Channel 4 has chosen Leeds over Birmingham and Greater Manchester to set up a new national HQ in an attempt to boost the way it reflects life outside London, and will move around 200 of its 800 staff to the city. Channel 4 also announced it will open "creative hubs" in Bristol and Glasgow, with around 50 staff in each.


Emoov up for sale?

Online estate agent Emoov has put itself up for sale less than four months after completing a merger with Tepilo and Urban, in order to raise funding, according to Sky News. Emoov has reportedly appointed stockbroker Arden Partners to oversee an auction, with sources claiming that‎ Foxtons had already held preliminary talks about a takeover.


Next riding online growth

Next sales continued climbing in the third quarter, with robust growth in its e-commerce business counterbalancing high street gloom. In-store sales declined 8% in the 13 weeks to October 27th, offset by a 12.7% increase in its digital division, while total full-price sales increased 2%.

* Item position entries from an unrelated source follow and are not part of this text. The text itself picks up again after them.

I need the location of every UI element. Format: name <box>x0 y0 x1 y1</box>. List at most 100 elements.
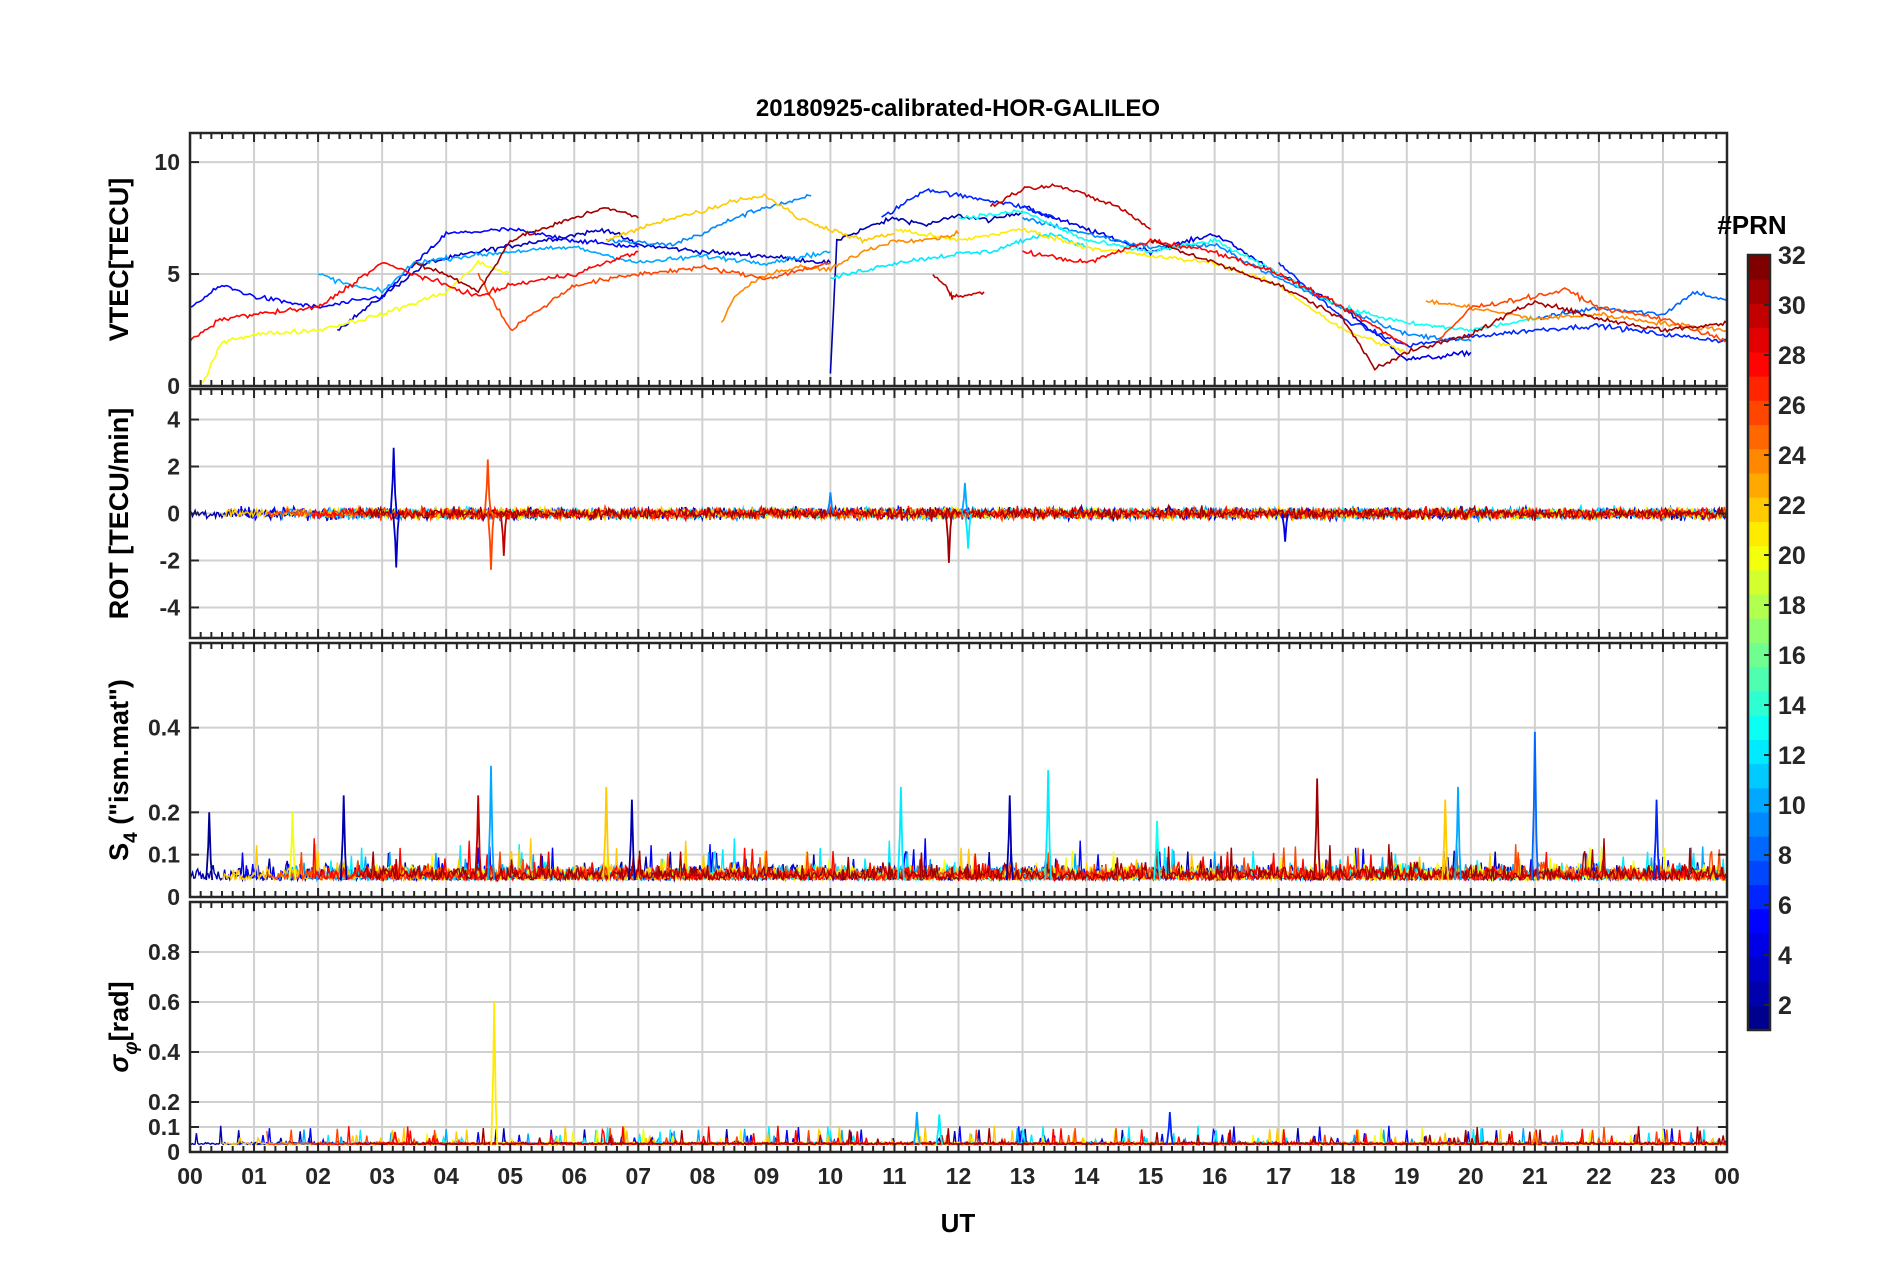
spike-prn-10 <box>912 1111 921 1145</box>
series-line-prn-5 <box>190 227 639 309</box>
x-ticks <box>189 902 1728 1152</box>
x-tick-label: 08 <box>690 1163 716 1189</box>
spike-prn-1 <box>205 812 214 881</box>
y-tick-label: 0.4 <box>148 1039 180 1065</box>
colorbar-swatch <box>1748 255 1770 280</box>
spike-prn-28 <box>391 1131 399 1145</box>
colorbar-swatch <box>1748 860 1770 886</box>
figure-title: 20180925-calibrated-HOR-GALILEO <box>756 95 1160 122</box>
panel-rot: -4 -2 0 2 4 ROT [TECU/min] <box>104 387 1729 640</box>
series-lines <box>190 447 1727 570</box>
series-line-prn-31 <box>1150 238 1727 371</box>
colorbar-swatch <box>1748 763 1770 789</box>
colorbar-swatch <box>1748 303 1770 329</box>
series-lines <box>190 731 1727 883</box>
spike-prn-3 <box>392 513 401 568</box>
colorbar-swatch <box>1748 279 1770 304</box>
colorbar-swatch <box>1748 448 1770 474</box>
colorbar-swatch <box>1748 545 1770 571</box>
colorbar-swatch <box>1748 957 1770 983</box>
x-tick-label: 01 <box>241 1163 267 1189</box>
spike-prn-8 <box>1530 731 1539 881</box>
colorbar-tick-label: 18 <box>1778 592 1806 620</box>
colorbar-tick-label: 14 <box>1778 692 1806 720</box>
y-tick-label: 0.1 <box>148 842 180 868</box>
series-line-prn-31 <box>356 838 1727 883</box>
x-tick-label: 14 <box>1074 1163 1100 1189</box>
x-ticks <box>189 389 1728 638</box>
colorbar-tick-label: 24 <box>1778 442 1806 470</box>
y-tick-label: 0 <box>167 1139 180 1165</box>
series-line-prn-13 <box>958 208 1536 333</box>
x-tick-label: 00 <box>177 1163 203 1189</box>
colorbar-tick-label: 26 <box>1778 392 1806 420</box>
colorbar-swatch <box>1748 739 1770 765</box>
x-tick-label: 13 <box>1010 1163 1036 1189</box>
spike-prn-12 <box>964 513 972 549</box>
panel-s4: 0 0.1 0.2 0.4S4 ("ism.mat") <box>104 641 1729 910</box>
series-line-prn-12 <box>830 232 1087 280</box>
y-axis-label-sigma_phi: σφ[rad] <box>104 981 142 1072</box>
y-tick-label: 0.8 <box>148 939 180 965</box>
spike-prn-9 <box>826 492 835 514</box>
x-tick-label: 02 <box>305 1163 331 1189</box>
y-tick-label: 0.4 <box>148 715 180 741</box>
colorbar-swatch <box>1748 569 1770 595</box>
spike-prn-10 <box>1454 786 1462 881</box>
colorbar-swatch <box>1748 836 1770 861</box>
x-tick-label: 03 <box>369 1163 395 1189</box>
spike-prn-22 <box>1441 799 1450 881</box>
series-line-prn-28 <box>311 504 1727 523</box>
colorbar-swatch <box>1748 884 1770 910</box>
x-tick-label: 17 <box>1266 1163 1292 1189</box>
spike-prn-6 <box>1165 1111 1174 1145</box>
colorbar-swatch <box>1748 376 1770 401</box>
x-tick-label: 19 <box>1394 1163 1420 1189</box>
colorbar-swatch <box>1748 690 1770 716</box>
colorbar-swatch <box>1748 327 1770 353</box>
y-tick-label: 0.2 <box>148 799 180 825</box>
series-line-prn-6 <box>881 188 1056 219</box>
y-tick-labels: 0 0.1 0.2 0.4 <box>148 715 1727 910</box>
colorbar-tick-label: 32 <box>1778 242 1806 270</box>
series-line-prn-22 <box>606 193 895 245</box>
colorbar-tick-label: 20 <box>1778 542 1806 570</box>
colorbar-swatch <box>1748 424 1770 450</box>
spike-prn-2 <box>339 795 348 881</box>
x-tick-labels: 00 01 02 03 04 05 06 07 08 09 10 11 12 13 14 15 16 17 18 19… <box>177 1163 1740 1189</box>
colorbar-swatch <box>1748 981 1770 1007</box>
colorbar-tick-label: 30 <box>1778 292 1806 320</box>
x-tick-label: 22 <box>1586 1163 1612 1189</box>
colorbar-swatch <box>1748 400 1770 426</box>
colorbar-swatch <box>1748 1005 1770 1031</box>
series-line-prn-6 <box>1278 261 1727 348</box>
spike-prn-26 <box>483 459 492 514</box>
series-line-prn-30 <box>989 183 1152 230</box>
colorbar-swatch <box>1748 812 1770 837</box>
spike-prn-12 <box>896 786 905 881</box>
colorbar-tick-label: 28 <box>1778 342 1806 370</box>
spike-prn-2 <box>1005 795 1014 881</box>
colorbar-tick-label: 16 <box>1778 642 1806 670</box>
colorbar-swatch <box>1748 618 1770 643</box>
x-tick-label: 07 <box>625 1163 651 1189</box>
y-tick-label: -2 <box>160 547 180 573</box>
spike-prn-3 <box>389 447 398 514</box>
spike-prn-31 <box>1313 778 1322 881</box>
y-tick-label: 2 <box>167 454 180 480</box>
colorbar-swatch <box>1748 715 1770 740</box>
series-line-prn-3 <box>337 227 832 331</box>
x-tick-label: 12 <box>946 1163 972 1189</box>
x-tick-label: 16 <box>1202 1163 1228 1189</box>
y-tick-labels: 0 5 10 <box>154 149 1727 399</box>
series-line-prn-31 <box>413 206 639 294</box>
x-axis-label: UT <box>941 1208 976 1238</box>
spike-prn-4 <box>1281 513 1289 542</box>
colorbar-swatch <box>1748 933 1770 958</box>
colorbar-tick-label: 8 <box>1778 842 1792 870</box>
series-line-prn-4 <box>1022 205 1472 362</box>
colorbar-swatch <box>1748 642 1770 668</box>
series-lines <box>190 183 1727 384</box>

UK falling down business ease rankings

The UK is now the ninth easiest country in the world to conduct business, according to the World Bank's annual Doing Business report, down two places from last year. In terms of starting a business, the UK ranked 19th, down from 14th, and was 32nd for ease of getting credit, down three places. The UK had made improvements in supplying electricity however, for which it ranked seventh globally.


Wallace pledges crackdown on facilitators of illicit finance

Security minister Ben Wallace will today launch a new multi-agency national economic crime centre as part of a crackdown on £100bn of money-laundering in the UK. Mr Wallace told the Guardian that the Government will come down hard on estate agents, solicitors and accountants who enable money-laundering but also other facilitators such as public schools, football clubs and luxury goods suppliers. Professionals who fail to report suspicious activity will face sanctions and jail. He added that in order to ensure Britain and the City of London successful post-Brexit “then it has to have a reputation for cleanliness and security.” The Government is also expected to harden its approach to Scottish limited partnerships, which are thought to be used by foreign criminals to launder dirty money in the UK.

McDonnell attempts to reassure worried businesses

Shadow chancellor John McDonnell has met with representatives of financial firms and other companies in an effort to defuse a growing sense of distrust among the business community towards the Labour party. He assured attendees that “what you’ll get from us is certainty. There’s nothing up my sleeve.” He insisted all plans and policies would be published in advance, while admitting that at times business leaders wouldn’t like a policy.